Toplumda edilen muhabbetlere baktığımızda herkesin arzu ettiği şeyler hak, adalet, erdem, vicdan, sorumluluk gibi kavramlar. Kimi bu kavramların ön plana çıkması gerektiğini ancak bu kavramların içi doldurularak mutlu olabileceğimizi söyler. Tarihten örnekler verilir özellikle Hz. Ömer'in adaleti ön plana çıkarılır.
Asırlardır insanı etkileyen bütün mutlulukları gölgeleyen adalet örneklerini hatırlayalım:
Hz. Ömer, ihtiyacı olmadıkça devlet malından almazdı. Bir gün hastalanmıştı. Bal yemesi tavsiye edildi. Devlet ambarında bir küp bal vardı. Minbere çıkıp dedi ki: “Eğer siz müsaade ederseniz o baldan yiyeyim, ama müsaade etmezseniz, o bana haramdır, yiyemem!” Kendisine müsaade ettiler.
Müslümanlar, onun kendi canına katı davrandığını gördüler de kızı olan Mü'minlerin annesi Hafsa'ya gidip: “Ömer kendi canına haksızlık ediyor, Allah bol bol ganîmet malı verdi. Bu maldan bolca harcasın, nefsine zulmetmesin. O, Müslümanların seçkinleri arasındadır” dediler. Aslında Hafsa da öyle düşünüyordu. Ömer gelince cemaatin sözünü babasına anlattı. Cevabı şu oldu: “Ey Ömer kızı Hafsa, kavminin sözüne uyup babana kötülük ettin. Benim nefsim ve malım üzerinde hakkım (tasarruf yetkim) var ama dinim ve emanetim hakkında böyle bir yetkim yoktur!”

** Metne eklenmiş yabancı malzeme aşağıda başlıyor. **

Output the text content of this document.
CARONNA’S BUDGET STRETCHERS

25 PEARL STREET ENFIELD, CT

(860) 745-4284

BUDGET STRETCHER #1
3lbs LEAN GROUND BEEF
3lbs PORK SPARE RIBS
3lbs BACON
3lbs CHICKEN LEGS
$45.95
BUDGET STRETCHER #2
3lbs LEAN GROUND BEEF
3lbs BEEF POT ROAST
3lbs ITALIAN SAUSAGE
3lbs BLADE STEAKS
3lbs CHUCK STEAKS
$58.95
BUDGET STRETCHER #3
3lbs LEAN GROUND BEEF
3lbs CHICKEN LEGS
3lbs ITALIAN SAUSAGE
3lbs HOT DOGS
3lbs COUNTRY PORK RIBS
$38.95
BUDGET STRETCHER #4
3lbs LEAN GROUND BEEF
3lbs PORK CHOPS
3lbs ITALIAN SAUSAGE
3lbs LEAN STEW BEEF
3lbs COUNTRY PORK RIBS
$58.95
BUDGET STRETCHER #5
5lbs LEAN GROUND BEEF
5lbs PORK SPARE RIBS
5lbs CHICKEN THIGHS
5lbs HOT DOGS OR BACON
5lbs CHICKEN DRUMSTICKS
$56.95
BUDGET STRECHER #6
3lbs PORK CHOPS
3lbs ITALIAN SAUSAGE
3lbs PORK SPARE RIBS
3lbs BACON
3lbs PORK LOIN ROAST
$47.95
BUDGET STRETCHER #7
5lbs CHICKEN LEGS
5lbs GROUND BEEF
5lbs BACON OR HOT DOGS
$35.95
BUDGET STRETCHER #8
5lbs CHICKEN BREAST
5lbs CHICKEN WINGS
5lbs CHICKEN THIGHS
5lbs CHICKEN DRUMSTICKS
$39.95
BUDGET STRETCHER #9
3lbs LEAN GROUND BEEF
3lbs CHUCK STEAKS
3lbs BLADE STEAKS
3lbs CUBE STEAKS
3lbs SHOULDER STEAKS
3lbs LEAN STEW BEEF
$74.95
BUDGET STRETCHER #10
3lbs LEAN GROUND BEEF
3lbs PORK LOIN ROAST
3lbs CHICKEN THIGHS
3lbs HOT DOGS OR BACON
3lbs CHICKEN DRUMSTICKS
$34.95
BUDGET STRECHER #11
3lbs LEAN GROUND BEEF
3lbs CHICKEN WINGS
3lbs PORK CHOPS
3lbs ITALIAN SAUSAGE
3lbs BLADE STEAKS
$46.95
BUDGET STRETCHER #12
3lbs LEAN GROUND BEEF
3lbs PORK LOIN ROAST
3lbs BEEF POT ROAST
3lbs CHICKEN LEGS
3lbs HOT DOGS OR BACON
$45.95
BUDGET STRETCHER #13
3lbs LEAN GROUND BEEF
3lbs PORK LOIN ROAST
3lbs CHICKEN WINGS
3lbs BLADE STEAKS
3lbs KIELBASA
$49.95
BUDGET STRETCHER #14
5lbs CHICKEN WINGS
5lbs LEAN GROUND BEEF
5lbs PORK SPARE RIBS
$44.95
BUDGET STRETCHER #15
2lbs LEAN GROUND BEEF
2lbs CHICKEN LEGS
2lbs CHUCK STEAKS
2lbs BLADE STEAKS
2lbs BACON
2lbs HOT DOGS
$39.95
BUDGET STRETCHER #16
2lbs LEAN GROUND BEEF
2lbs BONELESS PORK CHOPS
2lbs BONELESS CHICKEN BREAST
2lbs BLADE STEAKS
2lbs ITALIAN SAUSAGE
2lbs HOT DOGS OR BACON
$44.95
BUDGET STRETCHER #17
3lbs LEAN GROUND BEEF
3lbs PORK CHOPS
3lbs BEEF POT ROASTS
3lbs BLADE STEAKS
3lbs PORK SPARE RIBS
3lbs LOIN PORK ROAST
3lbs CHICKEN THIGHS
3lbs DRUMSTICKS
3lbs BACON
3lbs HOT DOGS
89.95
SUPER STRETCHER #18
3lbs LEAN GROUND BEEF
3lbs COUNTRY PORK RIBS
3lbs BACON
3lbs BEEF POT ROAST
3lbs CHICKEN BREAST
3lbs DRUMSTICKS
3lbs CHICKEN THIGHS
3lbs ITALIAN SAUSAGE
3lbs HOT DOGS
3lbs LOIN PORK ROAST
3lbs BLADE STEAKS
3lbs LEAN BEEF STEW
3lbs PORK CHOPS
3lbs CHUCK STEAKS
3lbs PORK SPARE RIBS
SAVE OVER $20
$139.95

Şu olay, Ömer'in kendisini öteki Müslümanlarla eşit saydığının en güzel kanıtıdır: Ömer bin Hattab'a Yemen'den giysiler gelmişti. Her insana bir aba düştü. Ömer'e de o kadar. Ömer kendi payına düşen aba ile minbere çıktı. Abanın altına bir de gömlek giymişti. İnsanları cihada teşvik etti. Bir adam dedi ki: Ne senin sözün dinlenir, ne de sana uyulur.
Ömer sordu: Niçin?
Adam cevapladı: Çünkü sen bizden fazla almışsın. Yemen abalarından sana sadece bir aba düşmüştü. Bu sana elbise olarak yetmezdi. Böyle iken sen uzun boylu olduğun halde nasıl abanın altına gömlek de giydin? Ömer, oğlu Abdullah'a: Sen cevap ver, dedi. Abdullah şöyle izah etti: Ben kendi payımdan ona verdim. O da benim verdiğimle gömlek yaptı. Bunun üzerine adam: ‘Şimdi sana itaat edilir' dedi.
Hz. Ömer'in hayat hikâyesine bakarak şunu söyleyebiliriz. Değerli sitem eden kardeşlerim; hep adalet diyoruz da Hz. Ömer'in okuyup yaşadığı kaynak evinizde, okulunuzda, bilgisayarınızda, cep telefonunuzda. Merak edip günde kaç defa bakıyorsunuz? Her gün haberlere bakarak yorum yaptığınız kadar bizlere yol gösteren, ışık tutan, hidayet kaynağına günde kaç kez bakıyorsunuz? Nerde bi dedikodu varsa biliyorsunuz. Mecliste neler yaşanıyor biliyorsunuz da Kur'an'ın ilk süresini biliyordum unuttum demeniz ne kadar inandırıcı.
Hz. Ömer'in adaletinden çarşıda bahsedip ailesinin her türlü giyimine müsaade eden tutarsız insanlar; kendinizi kandırıyorsunuz. Komşusunu tanımayıp Hz. Ömer'in adaletine özlem duyanlar ne kadar inandırıcı olabilirsiniz? Çarşıda, pazarda, okulda çocuklarınızın giyim kuşamıyla övünüp her türlü haramı meşru görürsünüz. Çocuklarınız atanamayınca Hz. Ömer'in adaleti dersiniz.
Kusura bakmayın bu davranış biçimiyle adaleti isteyebilirsiniz, isteyebiliriz. Fakat her türlü tavsiye edilmeyen davranışı sergileyerek, dürüst davranmayarak, kaliteli bir müslümanmış gibi Hz. Ömer'in adaletini istemek ne vicdana ne ahlaka ne hak hukuka sığar.